Bill, who used to work at the Edinburgh University Medical School and is a grandfather of six, hopes his efforts will encourage other cancer patients to do the same.

He said: “Being diagnosed with cancer at first was a shock.

“Especially when I used to work at the Edinburgh University Medical School and we had a urology department that dealt with prostate cancer.

“I always thought if I had it, I would be able to tell.

“When I was diagnosed two-and-a-half years ago, they discovered it had spread outside the prostate and I needed radiotherapy and hormone treatment.

“But even though I’ve been getting treatment to prevent the tumour from regrowing I’ve still been running and playing golf.”

After completing a 10K run last year, Bill had decided that would be his last one.

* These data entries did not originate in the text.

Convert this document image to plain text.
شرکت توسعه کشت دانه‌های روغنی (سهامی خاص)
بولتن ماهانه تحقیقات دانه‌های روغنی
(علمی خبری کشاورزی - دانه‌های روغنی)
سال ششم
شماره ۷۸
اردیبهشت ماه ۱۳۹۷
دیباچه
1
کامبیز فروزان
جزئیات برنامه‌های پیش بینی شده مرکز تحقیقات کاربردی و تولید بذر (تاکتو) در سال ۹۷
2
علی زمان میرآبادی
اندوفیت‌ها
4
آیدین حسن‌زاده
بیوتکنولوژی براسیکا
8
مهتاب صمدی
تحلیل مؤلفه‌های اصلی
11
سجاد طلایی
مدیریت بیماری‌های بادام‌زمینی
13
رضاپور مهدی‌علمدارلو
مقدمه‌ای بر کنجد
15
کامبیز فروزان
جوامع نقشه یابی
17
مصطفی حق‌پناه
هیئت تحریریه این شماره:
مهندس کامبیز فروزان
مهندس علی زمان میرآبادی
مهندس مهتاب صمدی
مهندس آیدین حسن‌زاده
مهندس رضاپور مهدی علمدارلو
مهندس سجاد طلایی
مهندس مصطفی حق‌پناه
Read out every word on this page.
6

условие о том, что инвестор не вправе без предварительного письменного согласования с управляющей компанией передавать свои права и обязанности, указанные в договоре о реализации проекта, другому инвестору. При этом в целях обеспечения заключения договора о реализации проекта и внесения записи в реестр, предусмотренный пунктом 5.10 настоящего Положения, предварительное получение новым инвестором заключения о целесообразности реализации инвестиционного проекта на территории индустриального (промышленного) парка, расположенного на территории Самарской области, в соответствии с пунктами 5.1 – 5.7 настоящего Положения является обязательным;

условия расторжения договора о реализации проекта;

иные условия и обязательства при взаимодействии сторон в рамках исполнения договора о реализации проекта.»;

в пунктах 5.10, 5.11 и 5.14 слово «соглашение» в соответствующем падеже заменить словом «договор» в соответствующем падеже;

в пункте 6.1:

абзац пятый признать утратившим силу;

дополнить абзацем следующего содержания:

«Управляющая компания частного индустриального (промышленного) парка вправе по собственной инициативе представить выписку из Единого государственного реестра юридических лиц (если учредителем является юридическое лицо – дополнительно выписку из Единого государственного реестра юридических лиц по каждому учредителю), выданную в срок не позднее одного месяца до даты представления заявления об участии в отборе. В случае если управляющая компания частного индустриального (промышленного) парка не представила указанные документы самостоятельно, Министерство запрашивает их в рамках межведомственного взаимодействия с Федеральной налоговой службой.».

However, when he noticed the Scottish Half Marathon and 10K coming up in September, he was desperate to take part.

Bill added: “I did a 10K event last year and said to myself that would be my last one, but then when I noticed this one, and how close it was to Edinburgh, I just decided to do another.

“My target finishing time is 75 minutes and I am confident that I can achieve that.

“I hope my story encourages other cancer patients that are interested in running to do the same.”

Prostate cancer is the most common cancer in men, with 330,000 living with and after the disease in the UK.

By 2030 it is set to become the most commonly diagnosed cancer of all, according to Prostate Cancer UK.

A spokesman for the Scottish Half Marathon said: “We’re delighted to have Bill running in the Scottish 10K this year and we hope his story will inspire others to tackle life’s setbacks with a similar attitude.

“The Scottish Half Marathon + 10K welcomes runners of all abilities and we champion each of their individual journeys to the finish line.

“We’re now less than eight weeks away from the big day and we can’t wait for another fantastic event.”

The 2016 Scottish Half Marathon and 10K takes place on Sunday, September 18 along the East Lothian coastline – starting and finishing at Musselburgh Racecourse.